The practical upshot of all of this was that my sense of importance got simultaneously seriously downgraded and seriously upgraded. I am of Cosmos. Unequivocally so. That’s the meaning of Cosmos, it’s All-That-Is.

At the same time, my customary, constituent processes, narratives, agendas, and views, are tiny. And laughably contingent. I don’t care. They’re mine and I love ‘em. I don’t need the fate of the Universe to be at stake to feel passionately about my passions. I’ll live and die for them, and they’ll blow away. That’s okay.

—————————————————————

So, engaged contemplation/禪/Chan/Zen feels like my vocation. And it has for a while now. I call it Experiential Ontology. Exploring the unfolding context and phenomenon of the feeling of existence.

It’s okay. It’s good.

This is my spirituality.
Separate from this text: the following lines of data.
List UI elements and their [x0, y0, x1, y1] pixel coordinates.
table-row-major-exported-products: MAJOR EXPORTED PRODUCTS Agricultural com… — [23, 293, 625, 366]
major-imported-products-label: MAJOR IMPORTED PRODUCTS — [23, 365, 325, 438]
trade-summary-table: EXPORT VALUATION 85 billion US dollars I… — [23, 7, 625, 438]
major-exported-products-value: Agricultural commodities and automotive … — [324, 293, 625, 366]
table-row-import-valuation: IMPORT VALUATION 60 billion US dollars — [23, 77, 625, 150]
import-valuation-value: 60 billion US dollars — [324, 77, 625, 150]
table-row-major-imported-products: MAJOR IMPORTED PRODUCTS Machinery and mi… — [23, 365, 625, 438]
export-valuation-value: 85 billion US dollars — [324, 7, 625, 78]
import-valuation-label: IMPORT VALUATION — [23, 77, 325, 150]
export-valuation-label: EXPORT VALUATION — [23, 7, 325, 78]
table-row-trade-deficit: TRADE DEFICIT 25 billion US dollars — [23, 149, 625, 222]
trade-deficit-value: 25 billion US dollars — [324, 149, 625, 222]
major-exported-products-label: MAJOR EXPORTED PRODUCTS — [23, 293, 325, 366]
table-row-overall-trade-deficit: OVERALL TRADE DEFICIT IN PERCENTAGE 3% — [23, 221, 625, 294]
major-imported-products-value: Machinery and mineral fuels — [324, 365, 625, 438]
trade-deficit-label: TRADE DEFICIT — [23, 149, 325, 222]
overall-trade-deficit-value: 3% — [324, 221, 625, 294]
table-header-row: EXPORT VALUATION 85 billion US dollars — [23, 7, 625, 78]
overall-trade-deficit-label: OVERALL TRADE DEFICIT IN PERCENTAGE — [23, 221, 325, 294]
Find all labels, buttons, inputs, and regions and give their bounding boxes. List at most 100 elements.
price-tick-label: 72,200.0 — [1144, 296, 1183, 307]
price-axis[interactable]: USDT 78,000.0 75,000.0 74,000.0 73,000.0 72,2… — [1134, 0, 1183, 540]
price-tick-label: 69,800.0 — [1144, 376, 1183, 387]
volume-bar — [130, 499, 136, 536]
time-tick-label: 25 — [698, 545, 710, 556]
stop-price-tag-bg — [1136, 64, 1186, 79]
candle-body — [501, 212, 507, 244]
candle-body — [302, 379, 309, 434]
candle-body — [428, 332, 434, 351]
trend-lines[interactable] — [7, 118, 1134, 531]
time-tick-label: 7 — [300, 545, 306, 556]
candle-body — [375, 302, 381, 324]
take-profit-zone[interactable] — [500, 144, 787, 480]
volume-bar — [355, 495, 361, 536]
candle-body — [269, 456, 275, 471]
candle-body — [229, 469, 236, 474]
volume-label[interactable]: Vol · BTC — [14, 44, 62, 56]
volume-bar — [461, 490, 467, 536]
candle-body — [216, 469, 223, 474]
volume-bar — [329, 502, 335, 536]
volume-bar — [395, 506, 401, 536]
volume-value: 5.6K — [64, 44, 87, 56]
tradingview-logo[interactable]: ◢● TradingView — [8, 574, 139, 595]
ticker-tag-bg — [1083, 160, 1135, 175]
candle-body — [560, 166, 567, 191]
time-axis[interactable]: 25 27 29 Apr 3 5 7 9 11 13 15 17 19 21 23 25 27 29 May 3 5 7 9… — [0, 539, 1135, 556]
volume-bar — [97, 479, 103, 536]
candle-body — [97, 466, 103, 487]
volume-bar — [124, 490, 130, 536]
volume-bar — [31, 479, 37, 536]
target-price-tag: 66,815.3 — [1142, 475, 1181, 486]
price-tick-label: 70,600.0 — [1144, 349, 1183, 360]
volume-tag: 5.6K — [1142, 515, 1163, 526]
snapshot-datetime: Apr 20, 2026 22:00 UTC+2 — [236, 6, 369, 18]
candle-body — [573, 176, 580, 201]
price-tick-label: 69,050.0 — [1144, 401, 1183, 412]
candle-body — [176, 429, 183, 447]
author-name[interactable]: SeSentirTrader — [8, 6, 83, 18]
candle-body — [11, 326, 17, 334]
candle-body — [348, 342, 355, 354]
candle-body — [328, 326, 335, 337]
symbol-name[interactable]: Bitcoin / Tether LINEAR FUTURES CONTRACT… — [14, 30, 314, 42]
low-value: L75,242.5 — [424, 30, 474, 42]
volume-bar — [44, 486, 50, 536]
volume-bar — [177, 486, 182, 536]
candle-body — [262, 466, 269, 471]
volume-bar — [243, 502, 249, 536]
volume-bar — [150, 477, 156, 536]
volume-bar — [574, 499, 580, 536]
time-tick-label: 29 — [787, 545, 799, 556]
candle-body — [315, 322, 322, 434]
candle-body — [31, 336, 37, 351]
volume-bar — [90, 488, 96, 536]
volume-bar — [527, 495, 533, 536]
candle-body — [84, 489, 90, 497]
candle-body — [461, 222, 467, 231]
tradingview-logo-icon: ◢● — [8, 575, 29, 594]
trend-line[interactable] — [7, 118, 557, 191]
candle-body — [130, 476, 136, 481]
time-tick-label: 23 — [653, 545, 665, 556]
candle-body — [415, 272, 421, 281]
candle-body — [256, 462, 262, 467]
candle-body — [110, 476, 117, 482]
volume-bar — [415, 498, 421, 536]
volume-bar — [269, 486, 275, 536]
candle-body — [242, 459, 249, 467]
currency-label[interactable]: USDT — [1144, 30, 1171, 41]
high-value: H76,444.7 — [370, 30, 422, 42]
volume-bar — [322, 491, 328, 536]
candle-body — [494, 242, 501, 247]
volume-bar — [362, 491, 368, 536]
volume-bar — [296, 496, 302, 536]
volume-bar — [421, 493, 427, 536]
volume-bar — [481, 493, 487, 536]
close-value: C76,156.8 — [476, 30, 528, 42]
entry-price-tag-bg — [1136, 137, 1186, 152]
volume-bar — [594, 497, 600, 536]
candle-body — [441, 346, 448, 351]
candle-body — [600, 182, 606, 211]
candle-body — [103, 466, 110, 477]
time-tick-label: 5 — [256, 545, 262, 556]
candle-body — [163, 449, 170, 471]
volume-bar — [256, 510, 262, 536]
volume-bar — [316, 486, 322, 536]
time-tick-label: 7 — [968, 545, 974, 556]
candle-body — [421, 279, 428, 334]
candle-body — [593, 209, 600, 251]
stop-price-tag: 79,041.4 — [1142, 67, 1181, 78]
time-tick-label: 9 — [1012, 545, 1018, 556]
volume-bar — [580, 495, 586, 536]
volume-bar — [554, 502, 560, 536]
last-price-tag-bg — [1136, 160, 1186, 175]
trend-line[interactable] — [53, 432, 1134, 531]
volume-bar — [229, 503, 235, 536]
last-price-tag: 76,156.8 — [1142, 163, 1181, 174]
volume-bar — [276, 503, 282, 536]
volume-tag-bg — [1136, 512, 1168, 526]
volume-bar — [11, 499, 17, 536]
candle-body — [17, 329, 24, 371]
It can contain narratives, but is neither born of nor bound to them.

It seems to be ‘in pursuit of’ nothing in particular.

It’s okay.

—————————————————————————-

This post comes partially because I’m experimenting in writing directly in a way that feels Real and Natural to me. ‘What if I could just write directly as myself?’

4 Likes

Fuck You.

I want to be kind

Alright?

1 Like

Not a lot to say right now.

Working to clarify actions and goals.

Two Statements:

  1. What is the problem with doing it right now?

and

  1. Loving what is as part of action and success.

Taking Action to Build What I Want

Balance taking care of the responsibilities of my current job; with building the opportunities that will transition me to a new work situation.

I do have a couple of ideas, so let me try those now.